Glittering tail up in the air, I grin. My bottom, he’s so desperate to get or more like, not to get access to, is still inside the mermaid’s costume with the zipper securely guarded under my back. Quick push to lay me on my side and a tumble with a zipper, he yanks it open down to my knees, like a jar of sardines, folding the fabric back, all my flesh freed up. The tiny bikini in matching colour, only another layer to peel off, Nick is never the one to hesitate. 

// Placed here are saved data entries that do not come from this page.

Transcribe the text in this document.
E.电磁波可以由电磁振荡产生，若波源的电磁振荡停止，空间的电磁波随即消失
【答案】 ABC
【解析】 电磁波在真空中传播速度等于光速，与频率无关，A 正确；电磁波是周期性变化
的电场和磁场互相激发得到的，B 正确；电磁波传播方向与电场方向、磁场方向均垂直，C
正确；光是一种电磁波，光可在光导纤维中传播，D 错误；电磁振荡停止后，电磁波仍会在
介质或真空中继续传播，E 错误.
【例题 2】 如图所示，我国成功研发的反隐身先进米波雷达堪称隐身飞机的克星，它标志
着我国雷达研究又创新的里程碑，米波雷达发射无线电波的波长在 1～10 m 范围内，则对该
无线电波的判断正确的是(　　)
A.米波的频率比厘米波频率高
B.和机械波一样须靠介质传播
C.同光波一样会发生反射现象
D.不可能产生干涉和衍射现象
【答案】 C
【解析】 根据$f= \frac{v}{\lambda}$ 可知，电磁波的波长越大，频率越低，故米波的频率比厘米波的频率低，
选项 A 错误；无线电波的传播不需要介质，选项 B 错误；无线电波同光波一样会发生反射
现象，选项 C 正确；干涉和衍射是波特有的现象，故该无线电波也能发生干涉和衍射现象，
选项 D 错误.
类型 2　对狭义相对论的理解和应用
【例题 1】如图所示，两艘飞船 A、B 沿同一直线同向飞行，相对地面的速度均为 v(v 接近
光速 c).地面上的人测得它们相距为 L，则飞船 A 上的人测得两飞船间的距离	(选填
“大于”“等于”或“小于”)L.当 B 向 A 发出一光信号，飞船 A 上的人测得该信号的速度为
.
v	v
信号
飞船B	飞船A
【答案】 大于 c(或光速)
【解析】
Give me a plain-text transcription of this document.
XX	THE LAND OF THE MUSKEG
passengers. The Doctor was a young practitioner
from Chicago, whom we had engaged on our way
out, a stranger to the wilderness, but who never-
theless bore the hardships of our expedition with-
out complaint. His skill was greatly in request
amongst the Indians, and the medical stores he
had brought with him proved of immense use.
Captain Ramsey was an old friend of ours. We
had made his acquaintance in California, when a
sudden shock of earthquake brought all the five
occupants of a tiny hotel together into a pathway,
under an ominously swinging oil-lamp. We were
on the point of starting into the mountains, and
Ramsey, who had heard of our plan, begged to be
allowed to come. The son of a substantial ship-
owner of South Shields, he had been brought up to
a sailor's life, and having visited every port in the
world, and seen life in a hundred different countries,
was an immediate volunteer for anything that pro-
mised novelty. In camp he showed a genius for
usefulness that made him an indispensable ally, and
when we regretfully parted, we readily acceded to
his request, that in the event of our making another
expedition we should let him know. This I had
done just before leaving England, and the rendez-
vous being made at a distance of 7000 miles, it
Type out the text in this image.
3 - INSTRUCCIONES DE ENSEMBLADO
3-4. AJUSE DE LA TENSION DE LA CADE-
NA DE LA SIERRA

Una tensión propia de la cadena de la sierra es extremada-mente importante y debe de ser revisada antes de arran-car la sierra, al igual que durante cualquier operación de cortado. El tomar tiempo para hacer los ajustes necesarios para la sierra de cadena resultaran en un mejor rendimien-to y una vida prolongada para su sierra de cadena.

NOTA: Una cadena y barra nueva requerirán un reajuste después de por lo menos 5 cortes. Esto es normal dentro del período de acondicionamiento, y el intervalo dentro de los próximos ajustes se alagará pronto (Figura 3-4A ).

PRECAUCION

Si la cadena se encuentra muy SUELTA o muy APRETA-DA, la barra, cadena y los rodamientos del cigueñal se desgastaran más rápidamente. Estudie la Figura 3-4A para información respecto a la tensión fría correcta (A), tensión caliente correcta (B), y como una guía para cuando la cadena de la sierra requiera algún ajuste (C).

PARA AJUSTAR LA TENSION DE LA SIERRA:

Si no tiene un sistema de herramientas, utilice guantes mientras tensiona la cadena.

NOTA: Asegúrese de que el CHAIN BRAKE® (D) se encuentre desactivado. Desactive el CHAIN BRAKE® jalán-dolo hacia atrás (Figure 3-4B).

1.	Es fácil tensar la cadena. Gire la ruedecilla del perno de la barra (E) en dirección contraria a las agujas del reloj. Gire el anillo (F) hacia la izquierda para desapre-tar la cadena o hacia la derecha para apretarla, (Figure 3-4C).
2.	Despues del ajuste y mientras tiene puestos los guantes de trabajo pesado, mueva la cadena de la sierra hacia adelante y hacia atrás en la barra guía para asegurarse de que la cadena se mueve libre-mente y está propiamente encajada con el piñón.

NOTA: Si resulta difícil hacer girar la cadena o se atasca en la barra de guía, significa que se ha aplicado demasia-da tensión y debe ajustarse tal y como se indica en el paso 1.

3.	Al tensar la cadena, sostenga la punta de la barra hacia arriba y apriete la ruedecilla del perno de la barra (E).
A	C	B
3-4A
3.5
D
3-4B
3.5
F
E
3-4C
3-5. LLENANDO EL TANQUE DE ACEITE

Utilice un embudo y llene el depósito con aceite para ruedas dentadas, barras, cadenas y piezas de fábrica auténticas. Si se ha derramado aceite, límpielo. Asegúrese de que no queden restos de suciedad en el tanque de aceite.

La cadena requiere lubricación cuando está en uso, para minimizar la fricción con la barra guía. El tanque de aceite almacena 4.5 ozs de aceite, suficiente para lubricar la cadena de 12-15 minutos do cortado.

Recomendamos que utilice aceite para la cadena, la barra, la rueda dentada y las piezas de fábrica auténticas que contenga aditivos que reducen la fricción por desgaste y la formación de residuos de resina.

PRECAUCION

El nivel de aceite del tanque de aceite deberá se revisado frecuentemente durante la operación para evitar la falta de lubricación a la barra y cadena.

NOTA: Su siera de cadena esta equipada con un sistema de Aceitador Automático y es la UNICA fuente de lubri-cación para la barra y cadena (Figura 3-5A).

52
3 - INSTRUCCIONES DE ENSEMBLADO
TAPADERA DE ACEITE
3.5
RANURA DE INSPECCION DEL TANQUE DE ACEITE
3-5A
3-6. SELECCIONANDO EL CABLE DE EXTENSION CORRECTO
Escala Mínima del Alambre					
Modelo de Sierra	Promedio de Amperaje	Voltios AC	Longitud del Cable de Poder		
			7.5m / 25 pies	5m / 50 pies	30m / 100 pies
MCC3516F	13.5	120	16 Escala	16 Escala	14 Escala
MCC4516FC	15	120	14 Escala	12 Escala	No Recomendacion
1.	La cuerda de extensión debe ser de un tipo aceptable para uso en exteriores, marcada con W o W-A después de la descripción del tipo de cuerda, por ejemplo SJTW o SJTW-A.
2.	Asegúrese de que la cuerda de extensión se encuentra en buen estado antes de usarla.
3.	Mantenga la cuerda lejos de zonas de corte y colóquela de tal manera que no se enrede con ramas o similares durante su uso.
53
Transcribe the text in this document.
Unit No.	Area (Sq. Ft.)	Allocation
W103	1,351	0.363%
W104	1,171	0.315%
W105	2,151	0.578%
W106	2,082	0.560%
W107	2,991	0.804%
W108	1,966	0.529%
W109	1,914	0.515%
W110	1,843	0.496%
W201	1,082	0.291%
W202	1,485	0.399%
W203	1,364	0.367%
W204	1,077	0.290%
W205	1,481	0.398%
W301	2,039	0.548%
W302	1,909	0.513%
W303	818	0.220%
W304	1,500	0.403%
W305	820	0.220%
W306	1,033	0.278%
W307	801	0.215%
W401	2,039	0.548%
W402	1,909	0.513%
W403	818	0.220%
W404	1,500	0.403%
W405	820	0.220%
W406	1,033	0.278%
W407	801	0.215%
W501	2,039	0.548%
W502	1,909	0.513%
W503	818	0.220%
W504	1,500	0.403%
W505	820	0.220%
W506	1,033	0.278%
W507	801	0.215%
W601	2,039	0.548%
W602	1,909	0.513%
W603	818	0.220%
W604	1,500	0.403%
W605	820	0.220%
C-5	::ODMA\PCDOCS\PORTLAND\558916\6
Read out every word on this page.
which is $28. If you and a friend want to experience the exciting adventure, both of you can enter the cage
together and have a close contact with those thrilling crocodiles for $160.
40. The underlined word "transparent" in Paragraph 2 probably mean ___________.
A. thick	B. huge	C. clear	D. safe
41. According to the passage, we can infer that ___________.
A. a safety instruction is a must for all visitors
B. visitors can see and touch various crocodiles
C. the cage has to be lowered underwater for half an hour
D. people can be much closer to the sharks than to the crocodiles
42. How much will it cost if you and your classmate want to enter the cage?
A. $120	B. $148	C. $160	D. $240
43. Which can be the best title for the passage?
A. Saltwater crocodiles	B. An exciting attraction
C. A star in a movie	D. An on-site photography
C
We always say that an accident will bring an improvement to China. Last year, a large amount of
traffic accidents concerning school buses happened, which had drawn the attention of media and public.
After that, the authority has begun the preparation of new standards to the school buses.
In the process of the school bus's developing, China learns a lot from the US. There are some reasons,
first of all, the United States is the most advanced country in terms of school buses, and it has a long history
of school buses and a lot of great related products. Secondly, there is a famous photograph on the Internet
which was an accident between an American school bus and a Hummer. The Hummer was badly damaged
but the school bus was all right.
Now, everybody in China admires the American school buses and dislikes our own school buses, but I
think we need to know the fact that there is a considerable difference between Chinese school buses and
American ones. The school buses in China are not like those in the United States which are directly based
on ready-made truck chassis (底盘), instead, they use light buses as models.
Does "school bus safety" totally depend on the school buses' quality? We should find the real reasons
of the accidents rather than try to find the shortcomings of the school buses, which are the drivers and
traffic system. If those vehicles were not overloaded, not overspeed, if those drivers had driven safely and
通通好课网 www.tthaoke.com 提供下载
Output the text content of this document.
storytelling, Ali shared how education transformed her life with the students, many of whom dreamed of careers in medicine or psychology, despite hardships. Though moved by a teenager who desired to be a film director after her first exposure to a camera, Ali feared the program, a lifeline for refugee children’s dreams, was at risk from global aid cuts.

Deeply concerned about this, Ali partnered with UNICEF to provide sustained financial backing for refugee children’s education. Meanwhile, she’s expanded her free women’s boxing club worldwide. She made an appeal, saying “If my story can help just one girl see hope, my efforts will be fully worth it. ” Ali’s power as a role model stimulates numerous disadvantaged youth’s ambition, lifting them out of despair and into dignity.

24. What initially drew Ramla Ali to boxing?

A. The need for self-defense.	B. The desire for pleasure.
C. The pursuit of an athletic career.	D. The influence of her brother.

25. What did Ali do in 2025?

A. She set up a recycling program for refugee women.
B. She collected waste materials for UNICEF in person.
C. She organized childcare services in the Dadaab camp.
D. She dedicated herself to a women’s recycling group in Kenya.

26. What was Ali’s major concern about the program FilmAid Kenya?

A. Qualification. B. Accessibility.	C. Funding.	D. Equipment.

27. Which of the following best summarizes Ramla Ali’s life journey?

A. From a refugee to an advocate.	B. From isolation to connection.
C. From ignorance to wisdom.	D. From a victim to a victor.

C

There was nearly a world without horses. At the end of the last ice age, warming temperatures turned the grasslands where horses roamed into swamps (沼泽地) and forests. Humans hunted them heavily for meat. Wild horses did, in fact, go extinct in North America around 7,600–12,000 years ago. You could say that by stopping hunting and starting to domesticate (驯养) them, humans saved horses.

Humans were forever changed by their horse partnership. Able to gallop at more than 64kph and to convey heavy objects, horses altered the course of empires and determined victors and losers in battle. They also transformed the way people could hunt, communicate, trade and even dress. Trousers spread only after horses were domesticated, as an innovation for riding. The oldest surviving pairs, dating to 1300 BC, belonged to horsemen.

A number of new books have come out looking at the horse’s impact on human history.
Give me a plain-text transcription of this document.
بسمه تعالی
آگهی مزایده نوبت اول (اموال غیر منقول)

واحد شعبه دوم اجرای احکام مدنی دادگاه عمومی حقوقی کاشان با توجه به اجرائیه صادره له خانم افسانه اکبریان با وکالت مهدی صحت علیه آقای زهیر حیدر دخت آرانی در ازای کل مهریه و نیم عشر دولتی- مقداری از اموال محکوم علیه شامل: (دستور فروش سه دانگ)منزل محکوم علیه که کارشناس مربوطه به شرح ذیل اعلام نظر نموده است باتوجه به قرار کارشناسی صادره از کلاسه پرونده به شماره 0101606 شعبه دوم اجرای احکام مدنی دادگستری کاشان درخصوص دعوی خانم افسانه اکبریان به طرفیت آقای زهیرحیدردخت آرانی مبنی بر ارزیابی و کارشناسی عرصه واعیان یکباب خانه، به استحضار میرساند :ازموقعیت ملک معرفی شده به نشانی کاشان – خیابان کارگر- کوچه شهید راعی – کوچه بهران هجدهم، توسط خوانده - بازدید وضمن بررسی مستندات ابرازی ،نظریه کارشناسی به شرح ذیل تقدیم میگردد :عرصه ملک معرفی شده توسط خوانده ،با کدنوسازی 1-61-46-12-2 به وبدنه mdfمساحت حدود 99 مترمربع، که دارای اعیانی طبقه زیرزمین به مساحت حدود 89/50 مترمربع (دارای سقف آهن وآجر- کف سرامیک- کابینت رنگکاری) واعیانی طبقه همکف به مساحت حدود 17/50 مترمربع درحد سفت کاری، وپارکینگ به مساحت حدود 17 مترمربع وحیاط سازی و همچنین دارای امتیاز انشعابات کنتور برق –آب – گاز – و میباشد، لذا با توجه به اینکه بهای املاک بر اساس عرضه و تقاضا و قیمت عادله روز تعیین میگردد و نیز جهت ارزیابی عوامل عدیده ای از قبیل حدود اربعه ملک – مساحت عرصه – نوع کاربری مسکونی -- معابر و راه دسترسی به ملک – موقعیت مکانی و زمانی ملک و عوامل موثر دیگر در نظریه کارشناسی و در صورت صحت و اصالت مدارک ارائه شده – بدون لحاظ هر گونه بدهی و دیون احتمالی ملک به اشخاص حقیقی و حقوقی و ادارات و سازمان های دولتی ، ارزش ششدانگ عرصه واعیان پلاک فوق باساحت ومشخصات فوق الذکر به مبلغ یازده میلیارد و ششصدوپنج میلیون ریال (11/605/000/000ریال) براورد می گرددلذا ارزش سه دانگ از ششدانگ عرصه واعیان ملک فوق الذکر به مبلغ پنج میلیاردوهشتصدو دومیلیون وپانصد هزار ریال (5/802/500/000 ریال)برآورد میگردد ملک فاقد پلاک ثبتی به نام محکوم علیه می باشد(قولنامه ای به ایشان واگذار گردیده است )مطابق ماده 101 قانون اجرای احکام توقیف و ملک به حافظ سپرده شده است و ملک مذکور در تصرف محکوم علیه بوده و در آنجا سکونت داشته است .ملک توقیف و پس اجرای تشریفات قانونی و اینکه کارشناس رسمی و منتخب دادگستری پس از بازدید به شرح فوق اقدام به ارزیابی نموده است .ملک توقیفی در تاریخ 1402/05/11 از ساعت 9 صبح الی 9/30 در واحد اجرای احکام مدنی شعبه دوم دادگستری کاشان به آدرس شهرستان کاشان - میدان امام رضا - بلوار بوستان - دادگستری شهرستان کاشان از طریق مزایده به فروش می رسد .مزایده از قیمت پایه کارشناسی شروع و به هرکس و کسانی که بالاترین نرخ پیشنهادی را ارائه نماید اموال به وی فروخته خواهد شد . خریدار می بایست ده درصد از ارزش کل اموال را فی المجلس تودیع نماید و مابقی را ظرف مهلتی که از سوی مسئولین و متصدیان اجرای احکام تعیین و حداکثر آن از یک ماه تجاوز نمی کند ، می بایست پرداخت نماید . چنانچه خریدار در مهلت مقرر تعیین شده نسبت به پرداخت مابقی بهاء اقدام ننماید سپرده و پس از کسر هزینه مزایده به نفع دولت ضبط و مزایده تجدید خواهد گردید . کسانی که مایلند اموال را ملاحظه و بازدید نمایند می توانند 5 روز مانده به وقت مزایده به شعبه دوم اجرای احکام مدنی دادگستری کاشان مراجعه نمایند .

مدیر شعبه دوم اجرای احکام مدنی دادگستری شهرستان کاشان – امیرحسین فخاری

I’m burning with anticipation, what cool air, a cold shower won’t cool me down. Nick pulls me further over the edge of the bed, so my bum is all out in the open, not dangling, but ready for his assault, as he puts the tail with my ankles in it on his shoulder. No, not Nick, it's Flynn the Fisherman, my hero, my lover, my protector. I shut my eyes and hold my breath. Action!